Derrière elle, Marie a fait un pas hors de sa cachette. Elle voit les épaules d'Alexandra tressaillir à chacun de ses sanglots silencieux.

« L'autre est revenu ! »

Le visage de la grosse femme n'exprime que de la haine.

La colère

À peine Alexandra a-t-elle fait demi-tour qu'elle est prise d'un frisson en découvrant Marie près de la porte donnant sur le couloir, son visage rond durci par une expression qu'elle ne lui a jamais vue auparavant. Les yeux brûlant d'hostilité, les lèvres serrées en un mince trait, le rouge aux tempes, les poings fermés et blancs, pendant tels de gros moignons au bout de ses bras raidis, épais et courts.

– Il ne manque pas de culot, celui-là ! s'exclame-t-elle. Te demander de l'aider après tout le mal qu'il t'a fait !

Contenant sa fureur, Alexandra passe devant elle et rejoint la table basse où, d'une main tremblante, elle se verse un nouveau verre de vin.

– Tu pourrais t'empêcher d'écouter aux portes ! Cela devient intolérable !

Marie ne semble pas avoir entendu le reproche de la jeune femme. Elle vient vers elle, tendant un index dans sa direction, comme un geste de menace.

– Tu ne vas tout de même pas faire ce qu'il... ?
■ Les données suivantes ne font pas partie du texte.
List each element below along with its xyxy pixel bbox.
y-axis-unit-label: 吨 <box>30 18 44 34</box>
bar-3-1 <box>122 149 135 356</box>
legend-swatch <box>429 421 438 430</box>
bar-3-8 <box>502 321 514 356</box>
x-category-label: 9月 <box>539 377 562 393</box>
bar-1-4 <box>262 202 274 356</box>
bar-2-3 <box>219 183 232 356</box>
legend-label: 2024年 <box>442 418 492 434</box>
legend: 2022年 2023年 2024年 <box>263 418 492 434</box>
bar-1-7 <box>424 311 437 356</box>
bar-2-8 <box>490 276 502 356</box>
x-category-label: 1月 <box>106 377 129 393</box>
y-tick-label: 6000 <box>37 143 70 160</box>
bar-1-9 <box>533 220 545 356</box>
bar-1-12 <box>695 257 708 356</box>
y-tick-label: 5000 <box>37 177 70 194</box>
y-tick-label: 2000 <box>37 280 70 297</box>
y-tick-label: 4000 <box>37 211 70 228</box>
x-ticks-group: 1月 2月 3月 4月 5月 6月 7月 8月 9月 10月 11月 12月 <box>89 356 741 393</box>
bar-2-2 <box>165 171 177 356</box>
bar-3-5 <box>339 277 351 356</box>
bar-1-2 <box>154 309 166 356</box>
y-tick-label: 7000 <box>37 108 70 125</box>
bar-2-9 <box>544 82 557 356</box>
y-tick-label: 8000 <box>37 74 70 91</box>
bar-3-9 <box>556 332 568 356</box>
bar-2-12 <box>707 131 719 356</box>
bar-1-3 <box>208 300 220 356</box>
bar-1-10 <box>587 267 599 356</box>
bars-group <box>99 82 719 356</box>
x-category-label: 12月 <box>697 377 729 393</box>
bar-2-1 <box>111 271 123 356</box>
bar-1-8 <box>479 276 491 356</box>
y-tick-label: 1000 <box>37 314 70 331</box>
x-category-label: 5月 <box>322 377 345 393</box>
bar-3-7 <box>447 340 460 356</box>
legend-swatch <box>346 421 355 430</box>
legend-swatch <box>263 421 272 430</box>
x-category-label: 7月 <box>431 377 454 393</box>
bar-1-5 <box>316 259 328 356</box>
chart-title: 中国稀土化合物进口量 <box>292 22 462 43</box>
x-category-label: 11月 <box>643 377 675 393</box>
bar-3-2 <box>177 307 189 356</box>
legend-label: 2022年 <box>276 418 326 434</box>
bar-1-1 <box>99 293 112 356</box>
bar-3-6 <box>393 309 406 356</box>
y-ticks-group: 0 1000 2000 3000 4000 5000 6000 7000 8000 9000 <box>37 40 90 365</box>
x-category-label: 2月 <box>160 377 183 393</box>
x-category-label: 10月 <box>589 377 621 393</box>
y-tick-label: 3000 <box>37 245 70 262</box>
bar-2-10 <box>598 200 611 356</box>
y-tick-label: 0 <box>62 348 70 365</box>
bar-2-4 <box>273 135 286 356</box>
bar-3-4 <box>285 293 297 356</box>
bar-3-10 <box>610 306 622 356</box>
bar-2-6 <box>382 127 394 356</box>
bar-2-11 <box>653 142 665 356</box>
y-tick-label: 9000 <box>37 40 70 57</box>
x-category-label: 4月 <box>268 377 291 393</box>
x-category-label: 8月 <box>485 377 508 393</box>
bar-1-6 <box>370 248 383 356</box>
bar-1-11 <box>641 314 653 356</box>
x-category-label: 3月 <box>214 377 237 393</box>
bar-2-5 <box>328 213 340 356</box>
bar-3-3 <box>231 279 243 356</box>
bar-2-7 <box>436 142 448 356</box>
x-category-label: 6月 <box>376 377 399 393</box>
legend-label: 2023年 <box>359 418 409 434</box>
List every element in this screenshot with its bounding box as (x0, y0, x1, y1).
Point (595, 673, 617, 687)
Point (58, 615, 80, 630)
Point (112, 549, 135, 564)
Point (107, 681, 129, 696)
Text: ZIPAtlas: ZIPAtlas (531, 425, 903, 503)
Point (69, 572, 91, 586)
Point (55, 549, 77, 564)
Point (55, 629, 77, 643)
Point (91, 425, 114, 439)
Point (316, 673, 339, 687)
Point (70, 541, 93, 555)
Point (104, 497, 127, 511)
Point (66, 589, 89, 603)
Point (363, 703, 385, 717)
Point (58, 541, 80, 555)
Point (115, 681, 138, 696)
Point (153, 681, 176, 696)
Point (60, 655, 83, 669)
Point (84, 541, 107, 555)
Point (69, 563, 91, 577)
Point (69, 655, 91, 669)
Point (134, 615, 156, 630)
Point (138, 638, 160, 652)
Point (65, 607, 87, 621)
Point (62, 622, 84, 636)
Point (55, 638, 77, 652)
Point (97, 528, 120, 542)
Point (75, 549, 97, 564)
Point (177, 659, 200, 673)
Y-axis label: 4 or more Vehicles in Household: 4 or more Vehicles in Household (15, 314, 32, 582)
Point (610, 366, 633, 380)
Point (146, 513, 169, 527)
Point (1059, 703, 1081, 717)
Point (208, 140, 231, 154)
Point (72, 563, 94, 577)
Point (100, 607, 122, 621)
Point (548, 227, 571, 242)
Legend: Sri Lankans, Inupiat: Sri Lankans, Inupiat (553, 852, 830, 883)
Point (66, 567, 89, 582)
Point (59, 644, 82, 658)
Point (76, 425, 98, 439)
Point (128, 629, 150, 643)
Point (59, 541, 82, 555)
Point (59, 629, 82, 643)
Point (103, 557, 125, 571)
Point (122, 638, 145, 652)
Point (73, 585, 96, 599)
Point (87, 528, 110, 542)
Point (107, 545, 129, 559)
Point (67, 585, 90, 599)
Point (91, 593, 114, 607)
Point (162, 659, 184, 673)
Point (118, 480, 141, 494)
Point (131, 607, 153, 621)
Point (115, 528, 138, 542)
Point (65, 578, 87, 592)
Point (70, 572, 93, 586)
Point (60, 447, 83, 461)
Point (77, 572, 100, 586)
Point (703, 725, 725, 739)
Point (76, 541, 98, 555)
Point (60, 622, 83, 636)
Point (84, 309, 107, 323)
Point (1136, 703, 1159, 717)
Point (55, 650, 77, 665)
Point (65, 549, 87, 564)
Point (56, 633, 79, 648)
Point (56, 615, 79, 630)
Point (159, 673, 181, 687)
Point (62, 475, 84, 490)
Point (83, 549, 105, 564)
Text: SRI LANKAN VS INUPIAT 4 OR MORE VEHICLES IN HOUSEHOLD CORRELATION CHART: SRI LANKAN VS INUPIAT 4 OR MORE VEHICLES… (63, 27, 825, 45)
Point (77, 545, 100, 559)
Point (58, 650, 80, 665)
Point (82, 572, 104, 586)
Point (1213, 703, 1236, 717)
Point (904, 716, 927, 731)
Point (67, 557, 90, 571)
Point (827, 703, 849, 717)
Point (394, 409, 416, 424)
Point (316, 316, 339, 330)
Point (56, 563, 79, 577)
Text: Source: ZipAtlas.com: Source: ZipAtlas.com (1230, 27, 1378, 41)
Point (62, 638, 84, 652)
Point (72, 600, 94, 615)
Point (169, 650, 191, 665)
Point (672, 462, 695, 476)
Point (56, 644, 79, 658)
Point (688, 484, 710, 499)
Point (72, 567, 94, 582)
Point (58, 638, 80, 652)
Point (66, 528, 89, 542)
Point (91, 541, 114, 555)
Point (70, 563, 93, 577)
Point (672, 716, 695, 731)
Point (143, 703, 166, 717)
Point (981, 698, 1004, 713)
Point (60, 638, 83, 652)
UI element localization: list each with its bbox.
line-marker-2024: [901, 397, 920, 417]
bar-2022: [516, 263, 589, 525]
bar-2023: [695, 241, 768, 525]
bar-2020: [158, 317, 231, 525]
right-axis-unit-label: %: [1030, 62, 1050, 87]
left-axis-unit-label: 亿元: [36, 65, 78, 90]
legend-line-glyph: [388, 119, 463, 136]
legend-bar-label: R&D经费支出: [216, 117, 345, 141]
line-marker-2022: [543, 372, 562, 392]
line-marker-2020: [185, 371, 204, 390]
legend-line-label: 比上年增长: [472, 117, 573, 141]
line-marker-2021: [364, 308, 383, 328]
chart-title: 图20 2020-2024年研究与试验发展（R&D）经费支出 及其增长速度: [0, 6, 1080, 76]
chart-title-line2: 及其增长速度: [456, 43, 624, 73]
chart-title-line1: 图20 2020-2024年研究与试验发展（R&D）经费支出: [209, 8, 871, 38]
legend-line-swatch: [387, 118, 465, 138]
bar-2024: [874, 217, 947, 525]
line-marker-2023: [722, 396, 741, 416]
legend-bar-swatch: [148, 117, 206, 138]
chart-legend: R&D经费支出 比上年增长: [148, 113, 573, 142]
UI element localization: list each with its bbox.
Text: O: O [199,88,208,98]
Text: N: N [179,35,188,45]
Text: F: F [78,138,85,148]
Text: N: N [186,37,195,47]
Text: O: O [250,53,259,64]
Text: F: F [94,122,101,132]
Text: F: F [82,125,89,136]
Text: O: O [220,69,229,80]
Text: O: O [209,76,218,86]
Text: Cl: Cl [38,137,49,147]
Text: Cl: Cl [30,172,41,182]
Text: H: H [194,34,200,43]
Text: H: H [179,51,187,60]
– J'ai décidé de le faire et je le ferai ! répliqu'Alexandra avec hargne. C'est mon affaire, pas la tienne ! Cela ne te concerne en aucune manière. Ton aversion pour Martin est maladive, Marie... T'en rends-tu compte ?

Après un long soupir de désapprobation, Marie s'affale sur le canapé. Un peu de sueur lui coule dans le cou ; Alexandra, de sa place, en perçoit la désagréable odeur.